Scientific Programme

AFTER@LHC is a proposal of a future multi-purpose fixed-target experiment using the multi-TEV proton or heavy-ion beams of the LHC. Such a proposal allows for an exceptional testing ground for QCD at unprecedented laboratory energies and momentum transfers. The objectives of performing fixed-target experiment with proton and lead LHC beams is threefold. First, one wishes to significantly advance our understanding of the large-x gluon, antiquark and heavy-quark content in the nucleon and nucleus. Second, one wishes to advance our understanding of the dynamics and the spin of gluons inside polarised and unpolarised nucleons. Finally, one wishes to make a decisive step forward in the study of heavy-ion collisions at ultra-relativistic energies with measurements towards large rapidities where one of the colliding nuclei is nearly at rest.

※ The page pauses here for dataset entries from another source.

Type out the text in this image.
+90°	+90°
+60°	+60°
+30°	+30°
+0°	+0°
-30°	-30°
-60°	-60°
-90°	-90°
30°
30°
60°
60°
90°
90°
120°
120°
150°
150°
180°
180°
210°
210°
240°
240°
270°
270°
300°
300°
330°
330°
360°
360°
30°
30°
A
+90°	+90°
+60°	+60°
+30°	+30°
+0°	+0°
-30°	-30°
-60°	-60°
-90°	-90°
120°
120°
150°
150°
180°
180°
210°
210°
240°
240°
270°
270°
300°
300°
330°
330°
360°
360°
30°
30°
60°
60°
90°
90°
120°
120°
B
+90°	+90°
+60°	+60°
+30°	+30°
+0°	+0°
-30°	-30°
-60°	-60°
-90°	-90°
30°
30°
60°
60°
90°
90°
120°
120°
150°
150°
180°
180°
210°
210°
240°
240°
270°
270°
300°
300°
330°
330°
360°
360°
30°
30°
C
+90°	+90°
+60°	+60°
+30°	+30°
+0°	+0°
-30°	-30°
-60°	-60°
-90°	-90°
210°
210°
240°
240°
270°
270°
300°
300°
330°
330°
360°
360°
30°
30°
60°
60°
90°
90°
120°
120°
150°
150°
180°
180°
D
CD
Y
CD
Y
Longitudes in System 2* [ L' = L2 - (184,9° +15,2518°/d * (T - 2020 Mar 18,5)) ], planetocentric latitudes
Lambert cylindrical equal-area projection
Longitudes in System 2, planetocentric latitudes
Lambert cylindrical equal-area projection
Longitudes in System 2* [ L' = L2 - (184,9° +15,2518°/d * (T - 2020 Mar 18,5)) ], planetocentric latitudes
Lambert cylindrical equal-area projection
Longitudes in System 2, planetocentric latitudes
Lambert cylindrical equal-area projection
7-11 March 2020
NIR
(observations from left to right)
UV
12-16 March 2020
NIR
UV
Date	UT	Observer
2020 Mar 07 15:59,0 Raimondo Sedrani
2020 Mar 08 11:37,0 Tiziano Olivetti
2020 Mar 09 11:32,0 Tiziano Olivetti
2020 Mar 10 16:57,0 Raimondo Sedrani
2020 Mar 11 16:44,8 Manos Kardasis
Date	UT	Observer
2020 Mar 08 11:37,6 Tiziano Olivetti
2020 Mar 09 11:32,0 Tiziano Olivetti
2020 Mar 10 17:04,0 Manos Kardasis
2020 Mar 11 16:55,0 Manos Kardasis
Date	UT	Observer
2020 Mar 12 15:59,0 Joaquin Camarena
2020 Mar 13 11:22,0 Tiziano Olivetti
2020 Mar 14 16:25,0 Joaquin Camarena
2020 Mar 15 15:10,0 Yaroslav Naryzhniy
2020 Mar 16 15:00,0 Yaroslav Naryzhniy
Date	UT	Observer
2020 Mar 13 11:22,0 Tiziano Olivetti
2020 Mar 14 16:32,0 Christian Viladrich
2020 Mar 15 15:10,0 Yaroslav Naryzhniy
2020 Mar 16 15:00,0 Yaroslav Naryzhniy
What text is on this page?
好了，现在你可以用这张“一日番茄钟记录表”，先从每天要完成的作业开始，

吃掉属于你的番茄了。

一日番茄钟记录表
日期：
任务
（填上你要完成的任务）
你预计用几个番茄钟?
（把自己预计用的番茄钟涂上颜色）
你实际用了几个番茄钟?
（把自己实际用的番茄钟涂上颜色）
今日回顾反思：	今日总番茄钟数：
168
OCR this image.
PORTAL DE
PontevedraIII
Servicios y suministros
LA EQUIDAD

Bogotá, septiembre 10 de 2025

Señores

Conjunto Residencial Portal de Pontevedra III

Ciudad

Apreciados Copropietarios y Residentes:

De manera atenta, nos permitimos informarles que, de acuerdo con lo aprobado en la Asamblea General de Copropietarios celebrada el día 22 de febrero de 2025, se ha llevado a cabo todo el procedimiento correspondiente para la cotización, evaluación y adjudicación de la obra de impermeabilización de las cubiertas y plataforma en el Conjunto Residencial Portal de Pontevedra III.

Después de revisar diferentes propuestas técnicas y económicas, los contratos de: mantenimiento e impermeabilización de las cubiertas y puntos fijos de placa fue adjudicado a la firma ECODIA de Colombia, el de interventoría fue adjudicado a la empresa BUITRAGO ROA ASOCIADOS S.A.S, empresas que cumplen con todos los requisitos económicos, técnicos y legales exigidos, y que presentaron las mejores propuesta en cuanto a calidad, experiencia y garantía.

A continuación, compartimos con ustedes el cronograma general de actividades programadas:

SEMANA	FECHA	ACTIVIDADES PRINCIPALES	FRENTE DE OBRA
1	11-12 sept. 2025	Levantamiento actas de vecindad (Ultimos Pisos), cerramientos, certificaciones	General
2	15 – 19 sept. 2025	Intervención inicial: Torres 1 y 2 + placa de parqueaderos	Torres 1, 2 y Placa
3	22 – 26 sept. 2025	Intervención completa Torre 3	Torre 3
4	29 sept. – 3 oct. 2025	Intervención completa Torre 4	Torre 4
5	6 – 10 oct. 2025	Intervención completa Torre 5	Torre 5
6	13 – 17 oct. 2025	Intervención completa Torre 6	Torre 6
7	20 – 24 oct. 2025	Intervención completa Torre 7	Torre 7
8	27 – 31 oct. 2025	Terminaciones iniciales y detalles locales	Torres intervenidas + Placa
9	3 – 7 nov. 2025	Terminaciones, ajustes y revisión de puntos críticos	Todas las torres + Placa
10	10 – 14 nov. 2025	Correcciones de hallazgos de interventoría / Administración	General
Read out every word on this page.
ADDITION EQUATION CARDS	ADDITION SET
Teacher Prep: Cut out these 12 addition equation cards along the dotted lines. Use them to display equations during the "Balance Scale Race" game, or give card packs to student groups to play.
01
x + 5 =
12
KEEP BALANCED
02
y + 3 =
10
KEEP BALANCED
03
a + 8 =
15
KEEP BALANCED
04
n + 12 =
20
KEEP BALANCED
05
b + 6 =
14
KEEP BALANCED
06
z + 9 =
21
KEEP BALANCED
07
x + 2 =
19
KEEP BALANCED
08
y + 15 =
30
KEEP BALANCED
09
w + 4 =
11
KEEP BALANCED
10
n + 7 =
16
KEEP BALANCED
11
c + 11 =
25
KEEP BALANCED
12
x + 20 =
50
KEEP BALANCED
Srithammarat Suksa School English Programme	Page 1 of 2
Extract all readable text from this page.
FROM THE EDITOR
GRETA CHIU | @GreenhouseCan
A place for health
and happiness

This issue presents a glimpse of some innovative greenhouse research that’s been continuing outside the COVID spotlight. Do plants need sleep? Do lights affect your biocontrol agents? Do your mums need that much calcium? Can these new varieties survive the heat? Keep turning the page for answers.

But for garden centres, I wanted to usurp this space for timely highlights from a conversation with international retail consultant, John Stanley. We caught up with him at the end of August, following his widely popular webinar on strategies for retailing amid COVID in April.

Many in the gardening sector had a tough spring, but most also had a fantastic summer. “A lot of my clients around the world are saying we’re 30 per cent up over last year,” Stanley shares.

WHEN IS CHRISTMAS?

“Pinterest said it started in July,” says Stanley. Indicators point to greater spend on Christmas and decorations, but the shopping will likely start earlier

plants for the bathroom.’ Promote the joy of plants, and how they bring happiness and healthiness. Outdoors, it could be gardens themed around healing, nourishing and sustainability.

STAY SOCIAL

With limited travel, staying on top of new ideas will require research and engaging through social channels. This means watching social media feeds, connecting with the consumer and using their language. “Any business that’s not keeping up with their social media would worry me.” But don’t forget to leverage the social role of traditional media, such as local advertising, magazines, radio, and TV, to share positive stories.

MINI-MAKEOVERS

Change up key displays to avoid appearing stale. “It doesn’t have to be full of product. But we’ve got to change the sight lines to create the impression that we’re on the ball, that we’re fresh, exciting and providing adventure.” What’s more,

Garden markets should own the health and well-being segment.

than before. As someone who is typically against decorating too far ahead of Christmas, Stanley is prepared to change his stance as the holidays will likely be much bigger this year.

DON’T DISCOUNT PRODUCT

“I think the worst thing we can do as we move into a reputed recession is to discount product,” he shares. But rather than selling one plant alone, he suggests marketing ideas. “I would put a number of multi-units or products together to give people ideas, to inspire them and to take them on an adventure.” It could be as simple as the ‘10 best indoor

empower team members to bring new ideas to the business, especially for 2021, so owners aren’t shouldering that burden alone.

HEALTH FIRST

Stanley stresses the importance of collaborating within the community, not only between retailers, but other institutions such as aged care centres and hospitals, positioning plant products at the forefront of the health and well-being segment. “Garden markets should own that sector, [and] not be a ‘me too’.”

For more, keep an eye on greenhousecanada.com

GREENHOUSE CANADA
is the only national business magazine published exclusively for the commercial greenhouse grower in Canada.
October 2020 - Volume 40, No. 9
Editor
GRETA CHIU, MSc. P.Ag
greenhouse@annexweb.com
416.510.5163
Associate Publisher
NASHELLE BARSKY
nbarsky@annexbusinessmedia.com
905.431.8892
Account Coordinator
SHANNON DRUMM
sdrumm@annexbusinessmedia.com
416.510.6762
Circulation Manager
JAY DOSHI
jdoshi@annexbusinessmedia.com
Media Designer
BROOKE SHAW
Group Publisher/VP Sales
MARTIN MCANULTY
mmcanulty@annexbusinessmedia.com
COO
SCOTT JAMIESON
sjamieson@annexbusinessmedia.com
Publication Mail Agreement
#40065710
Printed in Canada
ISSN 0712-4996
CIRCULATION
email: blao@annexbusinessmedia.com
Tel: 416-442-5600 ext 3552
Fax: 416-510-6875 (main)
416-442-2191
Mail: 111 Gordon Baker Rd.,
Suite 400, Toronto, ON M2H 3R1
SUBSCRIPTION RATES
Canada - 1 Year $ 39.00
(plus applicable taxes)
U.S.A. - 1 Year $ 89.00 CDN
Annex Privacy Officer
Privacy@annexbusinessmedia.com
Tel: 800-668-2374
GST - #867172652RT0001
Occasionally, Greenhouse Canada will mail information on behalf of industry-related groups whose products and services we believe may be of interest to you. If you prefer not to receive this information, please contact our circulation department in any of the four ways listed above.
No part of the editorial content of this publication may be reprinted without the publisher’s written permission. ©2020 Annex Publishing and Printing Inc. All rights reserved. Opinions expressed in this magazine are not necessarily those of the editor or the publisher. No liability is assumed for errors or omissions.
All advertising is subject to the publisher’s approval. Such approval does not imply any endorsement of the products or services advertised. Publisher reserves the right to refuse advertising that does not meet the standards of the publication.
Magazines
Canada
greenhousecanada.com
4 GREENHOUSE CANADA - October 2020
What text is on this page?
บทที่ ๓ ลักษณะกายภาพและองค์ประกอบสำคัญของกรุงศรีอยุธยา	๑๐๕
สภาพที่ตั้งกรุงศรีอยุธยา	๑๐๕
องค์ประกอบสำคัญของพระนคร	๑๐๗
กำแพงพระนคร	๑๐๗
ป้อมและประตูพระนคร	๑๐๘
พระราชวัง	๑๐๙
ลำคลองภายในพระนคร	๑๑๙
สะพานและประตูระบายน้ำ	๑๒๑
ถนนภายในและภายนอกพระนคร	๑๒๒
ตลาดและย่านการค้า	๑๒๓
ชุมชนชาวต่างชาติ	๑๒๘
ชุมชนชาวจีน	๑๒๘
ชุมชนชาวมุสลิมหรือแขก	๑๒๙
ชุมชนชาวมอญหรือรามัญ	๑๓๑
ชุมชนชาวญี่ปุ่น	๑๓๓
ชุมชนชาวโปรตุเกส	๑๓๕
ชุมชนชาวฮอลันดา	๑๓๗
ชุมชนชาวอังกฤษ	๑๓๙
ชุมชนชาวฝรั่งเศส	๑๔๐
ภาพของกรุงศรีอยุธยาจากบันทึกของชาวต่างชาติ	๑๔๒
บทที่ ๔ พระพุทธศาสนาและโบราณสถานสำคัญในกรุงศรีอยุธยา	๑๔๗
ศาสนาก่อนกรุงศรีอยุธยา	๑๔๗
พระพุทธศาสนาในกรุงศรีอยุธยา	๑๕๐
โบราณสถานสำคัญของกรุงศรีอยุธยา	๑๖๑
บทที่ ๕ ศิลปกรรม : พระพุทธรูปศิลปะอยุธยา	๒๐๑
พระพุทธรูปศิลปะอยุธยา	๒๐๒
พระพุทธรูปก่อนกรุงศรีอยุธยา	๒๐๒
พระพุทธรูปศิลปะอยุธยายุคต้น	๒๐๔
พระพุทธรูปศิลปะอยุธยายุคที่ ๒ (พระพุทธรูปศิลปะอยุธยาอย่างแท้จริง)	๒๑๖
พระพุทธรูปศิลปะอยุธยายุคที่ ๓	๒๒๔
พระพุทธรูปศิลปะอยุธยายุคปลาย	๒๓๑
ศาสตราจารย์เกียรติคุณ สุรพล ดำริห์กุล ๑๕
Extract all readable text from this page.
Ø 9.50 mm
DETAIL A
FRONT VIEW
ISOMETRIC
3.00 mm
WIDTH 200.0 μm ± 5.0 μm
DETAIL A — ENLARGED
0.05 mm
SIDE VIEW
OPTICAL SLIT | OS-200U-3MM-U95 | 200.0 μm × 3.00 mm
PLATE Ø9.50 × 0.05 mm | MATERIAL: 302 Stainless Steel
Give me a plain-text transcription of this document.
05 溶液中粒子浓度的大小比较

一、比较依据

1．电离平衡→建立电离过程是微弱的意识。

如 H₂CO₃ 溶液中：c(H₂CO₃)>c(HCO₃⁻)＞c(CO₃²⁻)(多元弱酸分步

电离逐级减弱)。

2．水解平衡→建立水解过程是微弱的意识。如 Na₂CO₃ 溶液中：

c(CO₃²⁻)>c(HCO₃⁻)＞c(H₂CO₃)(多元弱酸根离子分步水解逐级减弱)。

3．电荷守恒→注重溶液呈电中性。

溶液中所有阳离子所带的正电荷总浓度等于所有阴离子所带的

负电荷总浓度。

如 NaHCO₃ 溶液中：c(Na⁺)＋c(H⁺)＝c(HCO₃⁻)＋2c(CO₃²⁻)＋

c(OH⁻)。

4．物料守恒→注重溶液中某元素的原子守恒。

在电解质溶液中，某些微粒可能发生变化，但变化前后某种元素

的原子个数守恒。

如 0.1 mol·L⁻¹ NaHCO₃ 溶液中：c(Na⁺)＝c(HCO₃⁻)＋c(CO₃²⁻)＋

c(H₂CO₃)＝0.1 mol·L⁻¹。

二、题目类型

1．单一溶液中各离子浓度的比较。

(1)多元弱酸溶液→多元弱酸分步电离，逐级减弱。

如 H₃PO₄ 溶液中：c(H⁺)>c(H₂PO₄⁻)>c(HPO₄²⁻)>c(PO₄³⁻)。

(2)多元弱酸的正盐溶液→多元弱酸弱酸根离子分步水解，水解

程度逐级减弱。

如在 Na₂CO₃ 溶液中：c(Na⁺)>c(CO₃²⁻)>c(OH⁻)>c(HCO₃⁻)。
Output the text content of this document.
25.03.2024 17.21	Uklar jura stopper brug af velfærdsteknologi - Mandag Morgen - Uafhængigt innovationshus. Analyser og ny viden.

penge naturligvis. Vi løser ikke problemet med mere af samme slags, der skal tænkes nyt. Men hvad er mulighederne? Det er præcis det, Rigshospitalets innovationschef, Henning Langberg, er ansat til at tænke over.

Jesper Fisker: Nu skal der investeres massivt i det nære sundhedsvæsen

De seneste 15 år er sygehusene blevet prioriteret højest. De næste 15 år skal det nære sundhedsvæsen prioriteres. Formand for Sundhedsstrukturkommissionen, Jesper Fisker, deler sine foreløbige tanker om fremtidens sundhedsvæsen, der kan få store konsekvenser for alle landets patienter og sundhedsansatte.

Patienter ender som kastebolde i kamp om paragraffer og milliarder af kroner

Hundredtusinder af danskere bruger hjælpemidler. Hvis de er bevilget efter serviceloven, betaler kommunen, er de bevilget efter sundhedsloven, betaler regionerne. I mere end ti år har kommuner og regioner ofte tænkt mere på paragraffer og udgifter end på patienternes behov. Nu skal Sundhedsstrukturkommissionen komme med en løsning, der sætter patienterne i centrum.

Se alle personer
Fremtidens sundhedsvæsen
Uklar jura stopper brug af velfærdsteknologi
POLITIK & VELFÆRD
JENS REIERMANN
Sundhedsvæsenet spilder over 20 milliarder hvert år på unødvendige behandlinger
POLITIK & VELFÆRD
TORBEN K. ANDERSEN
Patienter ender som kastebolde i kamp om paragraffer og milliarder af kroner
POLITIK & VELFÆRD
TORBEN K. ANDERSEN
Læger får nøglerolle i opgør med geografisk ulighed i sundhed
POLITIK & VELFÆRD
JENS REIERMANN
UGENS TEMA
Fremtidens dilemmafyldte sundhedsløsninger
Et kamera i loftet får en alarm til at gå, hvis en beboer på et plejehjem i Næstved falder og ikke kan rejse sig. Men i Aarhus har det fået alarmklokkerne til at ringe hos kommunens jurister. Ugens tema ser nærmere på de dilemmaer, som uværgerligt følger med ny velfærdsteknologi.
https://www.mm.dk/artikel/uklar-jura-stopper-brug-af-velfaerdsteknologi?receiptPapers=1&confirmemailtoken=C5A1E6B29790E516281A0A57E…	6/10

Several technological options are currently under investigation to make the highly energetic LHC beams colliding onto a target.Beam extraction by bent crystals offers a way to obtain a clean and very collimated high-energy beam, without decreasing the performances of the LHC. This technique is now becoming mature with successful tests at SPS and at the LHC. Another possibility is to use an internal gas target, following the success of the LHCb SMOG system, initially designed to monitor the LHC luminosity. A "Hermes" like storage cell gas target offers the possibility to have larger gas pressure, polarised gases, and was successfully used at COSY facility. Finally, a wire target or foil (as HERA-B or STAR) could be placed in the halo of the LHC beam.